Жоссеран догадывался, что князь и так знает ответ, а потому сказал правду:
— Одни называют вас мудрецом, другие — предателем.
Боэмунд стоял к ним спиной.
— Время покажет, что моими действиями двигала мудрость, а не предательство. Это наш единственный шанс изгнать неверных из Святой земли. Вот увидите. Мы с Хулагу бок о бок въедем в ворота Иерусалима.
— Если он войдет туда крещеным христианином, Папа присоединится к благодарственным молитвам, — сказал Уильям.
— Какая разница, если святыни будут нам возвращены? — произнес Боэмунд. И, не дождавшись ответа Уильяма, добавил: — Вы просили проводника и дюжину солдат. Да будет так. Мои люди проводят вас в Алеппо, где вы сможете встретиться с царевичем Хулагу. Вы сами убедитесь, что нам нечего его бояться.
— Благодарим вас за службу, — сказал Жоссеран.
«Нечего бояться? — подумал он. — Отчего же тогда у князя Боэмунда такой испуганный вид?»
В тот вечер они ужинали при его дворе, а на следующий день покинули Антиохию в сопровождении эскадрона кавалерии Боэмунда; позади тащились повозки с припасами и дарами для татарского хана. Их проводник-бедуин, Юсуф, ехал впереди каравана, который, извиваясь, углублялся в холмы на восток, к Алеппо и к неясному завтрашнему дню.
***
XI
Ферганская долина
— Утром прибыл гонец из Алмалыка, — сказал Кайду. По его лицу Хутулун поняла: новости дурные.
Кайду сидел лицом к выходу из юрты. Справа от него, на стороне кобылиц, сидели его сыновья; слева, на стороне коров, — Намби, третья жена Кайду, и сама Хутулун. Присутствовали и две другие жены, ибо у татар было заведено спрашивать совета женщин во всех делах, кроме войны и охоты.
В юрте было дымно и пахло бараньим жиром. В огне треснула ветка.
— Мункэ, наш Хан ханов, мертв, — сказал Кайду. — Он погиб в бою с сунцами в Китае, четыре луны тому назад.
— Мункэ? Мертв? — повторил Гэрэл. Он уже был пьян. Слишком много кумыса. Вечно слишком много кумыса.
Повисла долгая, гнетущая тишина. Смерть Мункэ означала, что жизнь каждого из них уже никогда не будет прежней.

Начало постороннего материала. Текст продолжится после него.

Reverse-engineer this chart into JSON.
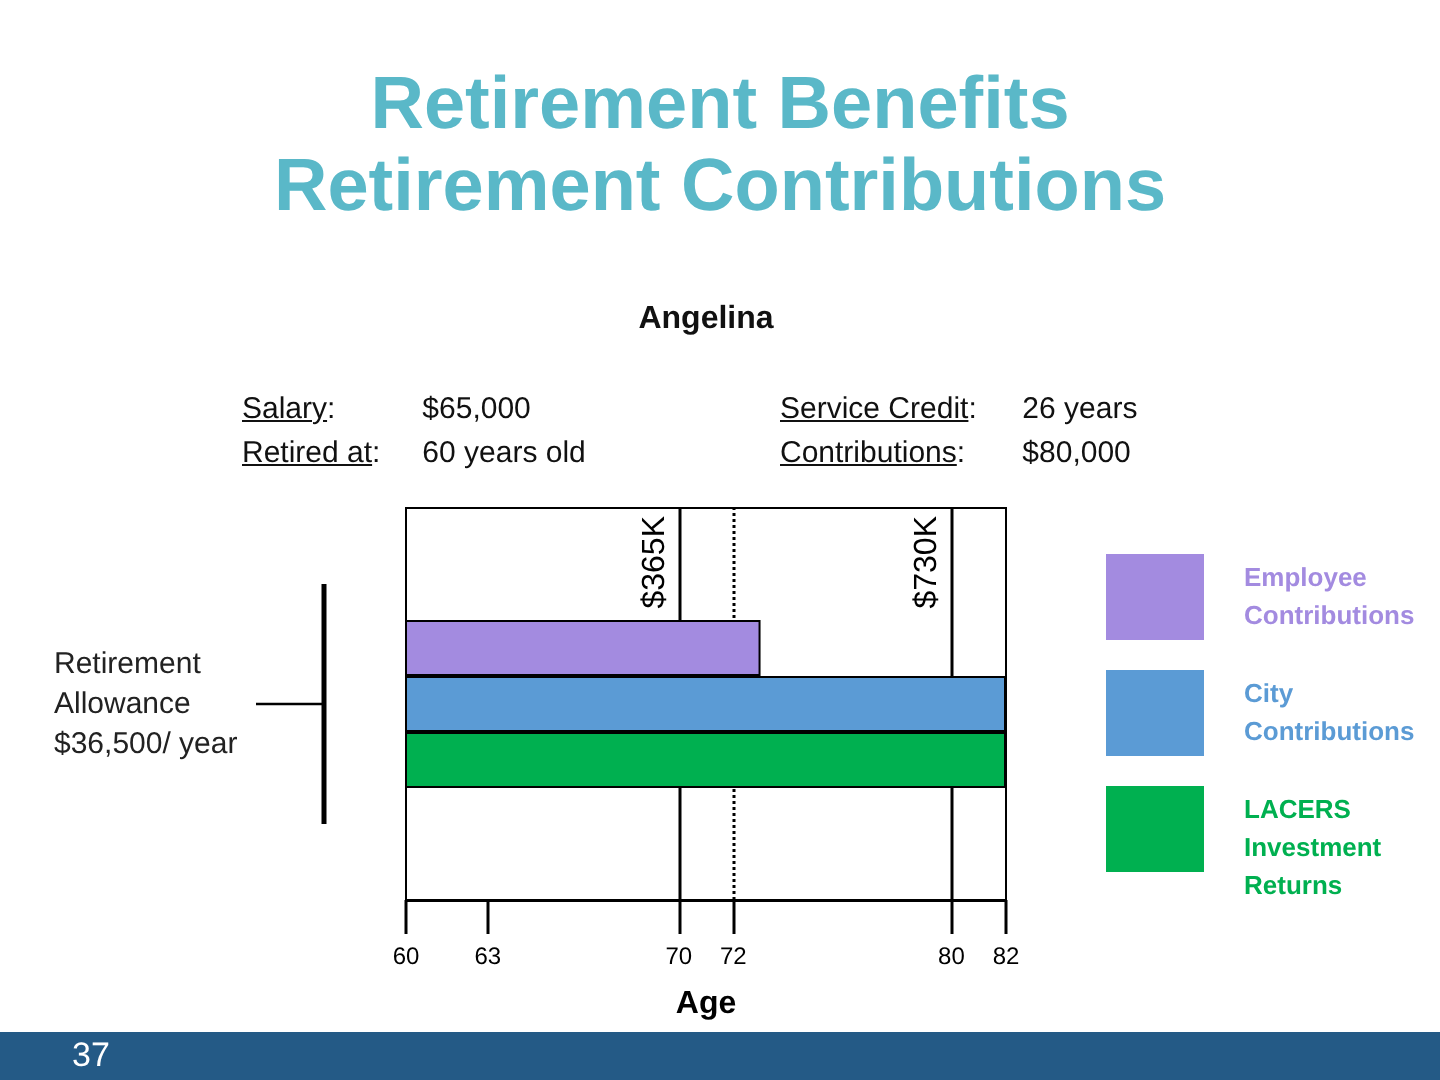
{
  "chart_data": {
    "type": "bar",
    "title": "Retirement Benefits",
    "subtitle": "Retirement Contributions",
    "xlabel": "Age",
    "orientation": "horizontal",
    "categories": [
      "Retirement Allowance $36,500/ year"
    ],
    "series": [
      {
        "name": "Employee Contributions",
        "color": "#a38be0",
        "values": [
          73
        ]
      },
      {
        "name": "City Contributions",
        "color": "#5b9bd5",
        "values": [
          82
        ]
      },
      {
        "name": "LACERS Investment Returns",
        "color": "#00b050",
        "values": [
          82
        ]
      }
    ],
    "xlim": [
      60,
      82
    ],
    "xticks": [
      60,
      63,
      70,
      72,
      80,
      82
    ],
    "ref_lines": [
      {
        "axis": "x",
        "value": 70,
        "label": "$365K"
      },
      {
        "axis": "x",
        "value": 72,
        "line_style": "dotted"
      },
      {
        "axis": "x",
        "value": 80,
        "label": "$730K"
      }
    ],
    "legend": "right",
    "annotations": [
      "Angelina",
      "Salary: $65,000",
      "Retired at: 60 years old",
      "Service Credit: 26 years",
      "Contributions: $80,000",
      "37"
    ]
  }
}
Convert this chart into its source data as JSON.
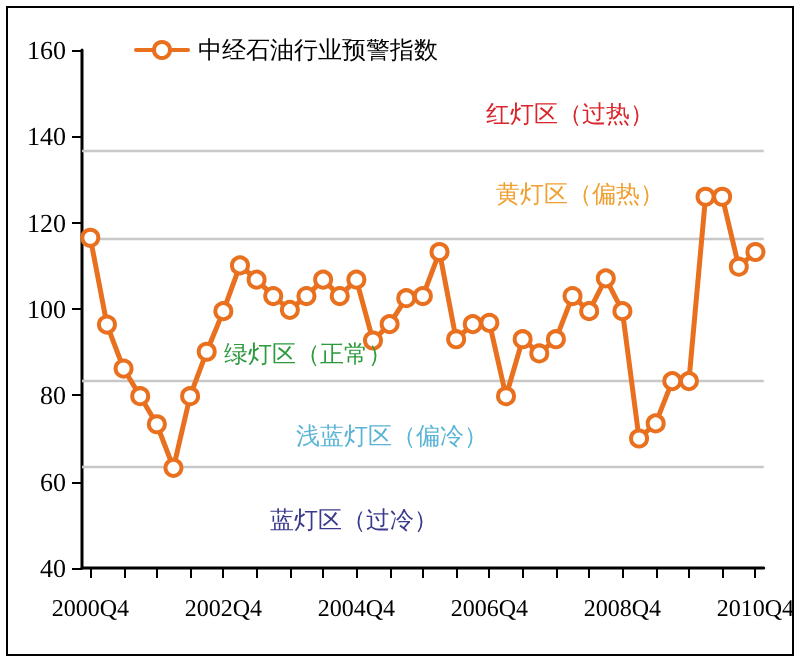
{
  "chart_data": {
    "type": "line",
    "categories": [
      "2000Q4",
      null,
      null,
      null,
      null,
      null,
      null,
      null,
      "2002Q4",
      null,
      null,
      null,
      null,
      null,
      null,
      null,
      "2004Q4",
      null,
      null,
      null,
      null,
      null,
      null,
      null,
      "2006Q4",
      null,
      null,
      null,
      null,
      null,
      null,
      null,
      "2008Q4",
      null,
      null,
      null,
      null,
      null,
      null,
      null,
      "2010Q4"
    ],
    "series": [
      {
        "name": "中经石油行业预警指数",
        "color": "#e8701e",
        "values": [
          116.5,
          96.4,
          86.2,
          79.8,
          73.3,
          63.2,
          79.8,
          90.1,
          99.5,
          110.1,
          106.8,
          103,
          99.8,
          103,
          106.8,
          103,
          106.8,
          92.7,
          96.5,
          102.5,
          103,
          113.2,
          93,
          96.5,
          96.8,
          79.8,
          93,
          89.7,
          93,
          103,
          99.5,
          107.1,
          99.5,
          70,
          73.5,
          83.3,
          83.3,
          126,
          126,
          109.8,
          113.2
        ]
      }
    ],
    "ylim": [
      40,
      160
    ],
    "yticks": [
      40,
      60,
      80,
      100,
      120,
      140,
      160
    ],
    "marker": "circle",
    "line_style": "solid",
    "legend": "top left",
    "grid": false,
    "ref_lines": [
      {
        "axis": "y",
        "value": 136.5,
        "color": "#c8c8c8"
      },
      {
        "axis": "y",
        "value": 116.5,
        "color": "#c8c8c8"
      },
      {
        "axis": "y",
        "value": 83.5,
        "color": "#c8c8c8"
      },
      {
        "axis": "y",
        "value": 63.5,
        "color": "#c8c8c8"
      }
    ],
    "annotations": [
      "红灯区（过热）",
      "黄灯区（偏热）",
      "绿灯区（正常）",
      "浅蓝灯区（偏冷）",
      "蓝灯区（过冷）"
    ]
  }
}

С уходом Великого хана мир необратимо изменится. Мункэ был каганом, вождем вождей, столько, сколько они себя помнили.
— Мункэ мертв? — повторил Гэрэл.
Никто не обращал внимания на его пьянство; у них это не считалось позором. Но для вождя, для хана, пьянство не было великой добродетелью. «Надеюсь, он им никогда не станет», — подумала Хутулун.
— Тебя созвали на курултай, на совет? — спросил Тэкудэй.

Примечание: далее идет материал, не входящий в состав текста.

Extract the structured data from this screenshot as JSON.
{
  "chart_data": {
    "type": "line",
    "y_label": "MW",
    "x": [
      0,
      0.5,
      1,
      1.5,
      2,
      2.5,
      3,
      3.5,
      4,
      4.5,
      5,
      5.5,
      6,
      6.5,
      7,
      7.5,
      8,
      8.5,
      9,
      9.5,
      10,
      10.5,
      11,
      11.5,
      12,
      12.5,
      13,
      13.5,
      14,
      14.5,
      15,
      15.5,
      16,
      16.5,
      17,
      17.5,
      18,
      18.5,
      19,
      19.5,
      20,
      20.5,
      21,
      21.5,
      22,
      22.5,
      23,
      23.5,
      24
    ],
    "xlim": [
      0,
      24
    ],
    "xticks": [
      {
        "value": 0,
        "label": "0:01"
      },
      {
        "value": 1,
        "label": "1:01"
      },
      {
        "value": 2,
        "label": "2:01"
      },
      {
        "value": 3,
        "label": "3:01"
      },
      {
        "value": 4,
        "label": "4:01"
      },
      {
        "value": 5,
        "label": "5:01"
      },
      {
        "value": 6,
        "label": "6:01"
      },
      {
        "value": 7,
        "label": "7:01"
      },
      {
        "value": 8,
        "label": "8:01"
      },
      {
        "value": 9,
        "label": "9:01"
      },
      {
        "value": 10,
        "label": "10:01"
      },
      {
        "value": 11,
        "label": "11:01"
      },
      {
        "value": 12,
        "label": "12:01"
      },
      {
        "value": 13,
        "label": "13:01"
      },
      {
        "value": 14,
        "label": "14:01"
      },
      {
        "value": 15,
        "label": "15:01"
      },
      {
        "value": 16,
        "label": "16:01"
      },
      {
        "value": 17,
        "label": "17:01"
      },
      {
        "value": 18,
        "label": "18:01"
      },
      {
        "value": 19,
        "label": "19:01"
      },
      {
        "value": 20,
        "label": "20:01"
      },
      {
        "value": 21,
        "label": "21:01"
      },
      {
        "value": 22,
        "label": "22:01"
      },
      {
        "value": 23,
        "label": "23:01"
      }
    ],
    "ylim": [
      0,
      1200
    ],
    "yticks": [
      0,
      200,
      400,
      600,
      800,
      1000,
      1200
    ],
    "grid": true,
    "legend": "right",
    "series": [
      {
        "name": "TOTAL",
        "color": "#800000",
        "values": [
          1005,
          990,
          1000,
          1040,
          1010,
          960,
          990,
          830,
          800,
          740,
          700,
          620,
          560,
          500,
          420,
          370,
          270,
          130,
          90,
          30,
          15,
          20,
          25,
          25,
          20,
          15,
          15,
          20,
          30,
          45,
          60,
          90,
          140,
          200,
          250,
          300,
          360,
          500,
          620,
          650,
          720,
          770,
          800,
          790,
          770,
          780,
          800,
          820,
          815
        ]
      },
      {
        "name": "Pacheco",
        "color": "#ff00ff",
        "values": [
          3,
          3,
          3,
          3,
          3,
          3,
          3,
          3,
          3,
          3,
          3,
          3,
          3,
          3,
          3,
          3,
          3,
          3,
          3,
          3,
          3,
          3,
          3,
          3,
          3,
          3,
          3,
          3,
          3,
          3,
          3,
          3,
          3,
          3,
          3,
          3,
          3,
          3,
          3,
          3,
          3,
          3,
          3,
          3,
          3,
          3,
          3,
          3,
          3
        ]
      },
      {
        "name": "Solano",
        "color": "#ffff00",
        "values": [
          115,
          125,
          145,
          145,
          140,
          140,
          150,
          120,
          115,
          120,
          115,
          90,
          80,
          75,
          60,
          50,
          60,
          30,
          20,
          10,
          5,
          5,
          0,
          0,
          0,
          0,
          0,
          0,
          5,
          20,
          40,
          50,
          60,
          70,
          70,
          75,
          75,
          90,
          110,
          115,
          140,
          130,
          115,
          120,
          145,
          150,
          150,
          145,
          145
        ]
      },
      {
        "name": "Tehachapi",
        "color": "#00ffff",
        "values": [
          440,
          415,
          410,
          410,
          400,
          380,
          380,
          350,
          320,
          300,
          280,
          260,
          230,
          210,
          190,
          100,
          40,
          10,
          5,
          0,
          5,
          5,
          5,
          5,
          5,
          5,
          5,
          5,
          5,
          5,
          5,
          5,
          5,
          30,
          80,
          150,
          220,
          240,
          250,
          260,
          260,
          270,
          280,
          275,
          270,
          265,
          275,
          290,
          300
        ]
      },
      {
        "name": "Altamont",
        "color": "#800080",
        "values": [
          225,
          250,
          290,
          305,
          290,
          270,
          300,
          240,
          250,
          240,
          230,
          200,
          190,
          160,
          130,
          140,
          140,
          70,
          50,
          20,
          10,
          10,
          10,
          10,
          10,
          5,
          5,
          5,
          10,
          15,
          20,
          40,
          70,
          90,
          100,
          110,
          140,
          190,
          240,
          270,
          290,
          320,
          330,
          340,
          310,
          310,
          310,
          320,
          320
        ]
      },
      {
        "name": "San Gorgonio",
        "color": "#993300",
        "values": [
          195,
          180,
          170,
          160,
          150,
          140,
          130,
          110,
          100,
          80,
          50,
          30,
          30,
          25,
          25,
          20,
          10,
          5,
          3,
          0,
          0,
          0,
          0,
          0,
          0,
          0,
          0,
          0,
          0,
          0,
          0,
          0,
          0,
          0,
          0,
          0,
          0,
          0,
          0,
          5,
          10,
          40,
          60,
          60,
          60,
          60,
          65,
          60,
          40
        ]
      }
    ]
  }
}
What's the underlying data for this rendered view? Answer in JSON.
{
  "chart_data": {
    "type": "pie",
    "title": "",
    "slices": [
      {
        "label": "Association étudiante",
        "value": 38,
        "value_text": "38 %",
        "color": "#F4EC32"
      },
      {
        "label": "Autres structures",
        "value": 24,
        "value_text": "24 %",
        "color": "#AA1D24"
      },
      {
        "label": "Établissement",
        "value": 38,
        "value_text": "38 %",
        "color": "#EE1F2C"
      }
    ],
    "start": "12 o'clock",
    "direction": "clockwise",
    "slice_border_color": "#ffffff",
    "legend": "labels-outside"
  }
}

— Да. Всех татарских ханов призвали в Каракорум для избрания нашего нового кагана.
— Мункэ мертв? — снова сказал Гэрэл, заплетающимся языком. Он нахмурился и помотал головой, словно не мог взять в толк эти слова.
— Кто же им станет? — спросила Намби, не обращая внимания на пасынка.
Кайду смотрел в огонь.
— Хулагу уже десять лет как покинул Каракорум, воюет на западе. Из остальных братьев Мункэ лишь у Ариг-Буги сердце татарина. Хубилай, внук Чингисхана, хочет стать каганом, но он слишком долго пробыл в Китае.
Раздалось громкое сопение, похожее на фырканье верблюда у колодца. Гэрэл спал, громко храпя.
— Боюсь, Мункэ будет нашим последним Ханом ханов, — сказал Кайду.
Они снова замолчали, устрашенные словами отца.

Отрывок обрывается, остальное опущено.